Research

Research in the Santos laboratory is focused on epigenetic regulation and transcription in normal and cancer cells, especially in Acute Myeloid Leukemia and B cell Lymphoma. Most recently the lab has been making novel discoveries uncovering the roles of both protein arginine methyltransferases and methyl-lysine readers on benign and malignant cell differentiation (Veazey et al., Leukemia, 2020; Van et al, JBC, 2022). The lab is also deeply invested in the understanding the function and regulation of the MLL3/4 complex in normal and malignant cells and is actively investigating the interplay of histone modifications and the DNA damage response. Ultimately the research in the Santos lab will define the mechanisms through which epigenetic regulation and transcription occur during normal differentiation and how these processes become disrupted in cancer, in order to develop specific and potent therapeutic strategies for treating cancer.

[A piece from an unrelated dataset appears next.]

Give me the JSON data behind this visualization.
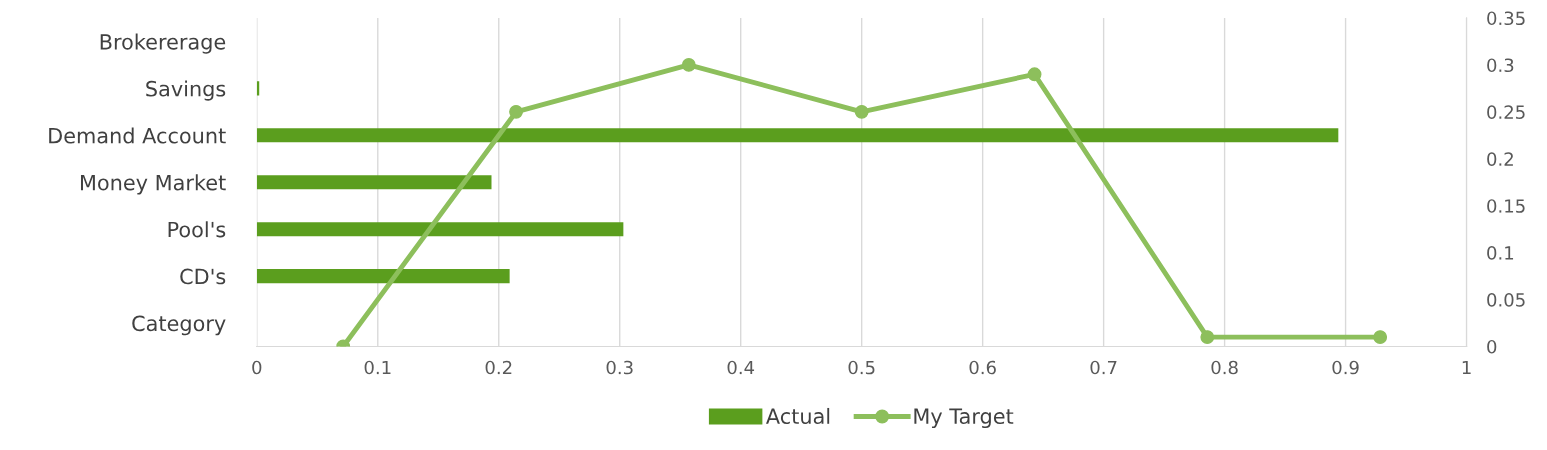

Other laboratory research interests include uncovering connections between replicative stress, epigenetic modifications, and DNA damage response and the epigenetic regulation of cancer stem cells.  Replicative stress which can stem from the slowing or stalling of replication fork progression, is a source of spontaneous DNA damage that drives genomic instability. “Oncogene-induced” replicative stress is a major driving force of hematological cancers. Aberrant oncogene expression induces precocious entry into S phase and perturbs replication fork progression, triggering the DNA damage response.

The classical view of the DNA damage response (DDR) postulates that it is a crucial barrier to tumorigenesis during the early stages of cancer development, and that selective pressure favors malignant clones with defects in DNA repair factors, or genome guardians. Acute leukemias are typified by the accumulation of immature blood cells, or blasts, that are not fully differentiated. Dr. Santos showed that DNA damage induces the differentiation of leukemic stem-like cells in acute myeloid leukemia (AML) harboring the MLL-AF9 oncogene. This discovery uncovered an unexpected tumor-promoting role of the genome guardians in enforcing the oncogene-induced differentiation blockade in AML (Santos et al., Nature, 2014)

The Santos lab is exploring DNA damage-induced differentiation of stem-like cancer cells in AML and other aggressive hematological malignancies using mouse models, next generation sequencing and various DNA damage treatments and assays. Elucidating which DNA damage response proteins should be targeted in order to promote the differentiation of leukemic stem cells is the next important step in designing new therapies against these cancers. The lab is also actively working on the epigenetic dys-regulation of leukemia stem cells, using models of AML. The lab is particularly focused on methylation of lysine and arginine histone residues, and has learned that inhibiting the arginine methyltransferase CARM1 reduces histone acetylase activity which leads to synthetic lethality in CREBBP/EP300-mutated lymphomas (Veazey et al., Leukemia, 2020), and that the histone methylation regulator PTIP is required for maintaining both normal and leukemic bone marrow niches (Das et al, PNAS, 2018).